Tonle Sap Lake, the largest freshwater lake in Southeast Asia, is a vital resource for Cambodia, supporting numerous floating villages. These villages are home to communities that rely on fishing for their livelihoods, adapting to the lake’s seasonal fluctuations. During the rainy season, the lake expands dramatically, while in the dry season, it contracts, exposing vast areas of land[1]. The unique ecosystem of Tonle Sap Lake is crucial for the region’s biodiversity and for the livelihoods of those living in floating villages[2].

In Kampong Lor village, Kampong Pou commune, Krakor district, Pursat Province, lies the Anlong Reang fishery site, home to around 100 households. Life here is challenging, with residents facing harsh conditions throughout the year. During the dry season, the water levels drop significantly, making fishing difficult. Conversely, in the rainy season, the water around the village often becomes polluted, carrying a bad smell and affecting the health of the residents. This pollution is due to the village’s location, which is not along the main river stream, causing water to stagnate and become contaminated.

The residents of Anlong Reang fishery site cannot plant vegetables due to the lack of suitable soil. Fishing alone is not enough to sustain them, so many families rely on producing dried or smoked fish, primarily handled by the women. This additional income is essential for their survival, but it is not enough to escape the cycle of poverty. The hardships faced by the community are severe. The lack of water during the dry season makes it difficult to catch enough fish to sell. Families often go into debt, borrowing money to buy food and other necessities. The rainy season, while bringing more water and fish, also brings polluted water that affects their health and the quality of the fish they catch. The constant exposure to polluted water can lead to skin diseases and other health problems, exacerbated by the lack of nearby medical facilities. The nearest clinic is a 40-minute boat ride away in another floating village, posing significant challenges during medical emergencies. Additionally, daily necessities like rice and vegetables are much more expensive than on land, further straining their limited resources. The women of the community spend long hours preparing dried and smoked fish, a labor-intensive process that adds to their already heavy workload.

Life on the lake is challenging, with residents facing harsh conditions throughout the year. Photo: Phun Phearun.

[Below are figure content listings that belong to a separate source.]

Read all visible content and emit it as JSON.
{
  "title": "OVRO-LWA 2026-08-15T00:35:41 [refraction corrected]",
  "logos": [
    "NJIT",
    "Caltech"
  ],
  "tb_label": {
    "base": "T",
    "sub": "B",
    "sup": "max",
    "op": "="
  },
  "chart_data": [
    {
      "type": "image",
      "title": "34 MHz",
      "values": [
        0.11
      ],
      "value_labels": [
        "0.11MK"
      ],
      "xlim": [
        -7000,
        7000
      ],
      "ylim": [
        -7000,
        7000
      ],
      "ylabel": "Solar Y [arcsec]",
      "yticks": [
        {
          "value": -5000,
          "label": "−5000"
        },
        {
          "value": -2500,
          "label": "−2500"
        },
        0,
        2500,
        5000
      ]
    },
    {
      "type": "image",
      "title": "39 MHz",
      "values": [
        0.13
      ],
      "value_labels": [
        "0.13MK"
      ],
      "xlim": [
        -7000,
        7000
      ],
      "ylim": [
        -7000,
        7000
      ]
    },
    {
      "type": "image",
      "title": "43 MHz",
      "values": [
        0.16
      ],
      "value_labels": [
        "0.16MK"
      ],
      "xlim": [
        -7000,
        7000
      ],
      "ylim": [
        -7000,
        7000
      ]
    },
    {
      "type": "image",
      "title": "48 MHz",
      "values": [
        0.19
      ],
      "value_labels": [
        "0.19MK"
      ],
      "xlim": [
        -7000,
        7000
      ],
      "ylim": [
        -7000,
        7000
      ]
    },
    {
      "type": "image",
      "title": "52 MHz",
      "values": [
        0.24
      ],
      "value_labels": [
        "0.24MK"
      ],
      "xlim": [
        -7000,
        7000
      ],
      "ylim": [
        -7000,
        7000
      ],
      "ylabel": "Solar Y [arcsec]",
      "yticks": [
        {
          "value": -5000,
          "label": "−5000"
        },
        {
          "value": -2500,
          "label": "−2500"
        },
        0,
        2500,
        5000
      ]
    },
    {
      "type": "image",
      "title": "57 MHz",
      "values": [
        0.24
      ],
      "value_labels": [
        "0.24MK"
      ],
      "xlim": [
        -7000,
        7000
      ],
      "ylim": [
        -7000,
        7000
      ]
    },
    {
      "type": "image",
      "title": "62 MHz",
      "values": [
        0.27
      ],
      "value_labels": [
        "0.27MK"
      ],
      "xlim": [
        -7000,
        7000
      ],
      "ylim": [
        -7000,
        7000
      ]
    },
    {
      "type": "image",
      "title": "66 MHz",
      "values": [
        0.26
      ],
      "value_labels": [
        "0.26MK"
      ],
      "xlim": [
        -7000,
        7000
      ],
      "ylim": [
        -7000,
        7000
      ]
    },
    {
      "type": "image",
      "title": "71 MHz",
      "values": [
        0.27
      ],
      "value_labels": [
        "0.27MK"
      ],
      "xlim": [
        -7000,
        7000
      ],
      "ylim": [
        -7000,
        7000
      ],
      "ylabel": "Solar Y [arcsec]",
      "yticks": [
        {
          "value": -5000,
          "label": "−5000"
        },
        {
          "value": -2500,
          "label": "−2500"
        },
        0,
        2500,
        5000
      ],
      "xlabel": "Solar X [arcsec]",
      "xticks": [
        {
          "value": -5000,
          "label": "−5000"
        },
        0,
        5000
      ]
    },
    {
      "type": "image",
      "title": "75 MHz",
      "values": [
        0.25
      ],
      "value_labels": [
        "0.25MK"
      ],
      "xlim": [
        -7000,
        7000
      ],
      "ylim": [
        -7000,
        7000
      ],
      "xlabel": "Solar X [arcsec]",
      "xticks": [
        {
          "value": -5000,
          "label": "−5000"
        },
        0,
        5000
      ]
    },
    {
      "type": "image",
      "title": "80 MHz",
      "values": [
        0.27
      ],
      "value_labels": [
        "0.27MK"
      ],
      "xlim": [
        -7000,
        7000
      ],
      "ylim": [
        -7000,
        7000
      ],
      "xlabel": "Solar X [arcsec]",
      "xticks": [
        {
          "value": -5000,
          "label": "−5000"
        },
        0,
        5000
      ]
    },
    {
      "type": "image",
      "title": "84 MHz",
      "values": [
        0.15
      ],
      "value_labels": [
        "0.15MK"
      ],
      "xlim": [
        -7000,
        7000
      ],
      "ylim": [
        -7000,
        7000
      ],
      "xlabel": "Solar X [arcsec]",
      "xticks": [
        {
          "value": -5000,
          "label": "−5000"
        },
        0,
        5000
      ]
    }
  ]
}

Despite these hardships, the women of Anlong Reang have shown remarkable resilience and ingenuity. With no support from the government, they have come together to form a cooperative. This cooperative provides a lending mechanism with minimal interest, designed to help the community members avoid the predatory practices of loan sharks. This initiative has been crucial in helping the community sustain itself during tough times, breaking the cycle of debt that many find themselves trapped in.

The resilience of the women in Anlong Reang fishery site is an inspiration to us, with their strength and creativity. They have managed to sustain their community through incredibly harsh conditions, finding ways to support their families and improve their quality of life. Their cooperative has become a lifeline for many, allowing them to borrow money during the dry season and repay it with the fish caught in the rainy season.

Looking to the future, the women of Anlong Reang have expressed a strong desire for a floating vegetable garden and a clean water filtering system to improve their living conditions. A floating vegetable garden would allow the residents to grow their own vegetables, reducing their dependency on expensive market produce and improving their nutrition. A clean water filtering system would provide safe drinking water, reducing the health risks associated with polluted water. These improvements would significantly enhance the quality of life for the residents of Anlong Reang, providing them with greater food security and better health.

Their efforts highlight the importance of community-driven initiatives and the critical role women play in sustaining and improving their communities.


[1] Keskinen, M. (2006). The Lake with Floating Villages: The Socio-economic Dynamics of the Tonle Sap Lake. In M. Kummu, M. Keskinen, & O. Varis (Eds.), Modern Myths of the Mekong. Water & Development Publications – Helsinki University of Technology.

[2] Kummu, M., Sarkkula, J., Koponen, J., & Nikula, J. (2006). Ecosystem management of the Tonle Sap Lake: An integrated modeling approach. International Journal of Water Resources Development, 22(3), 497-519.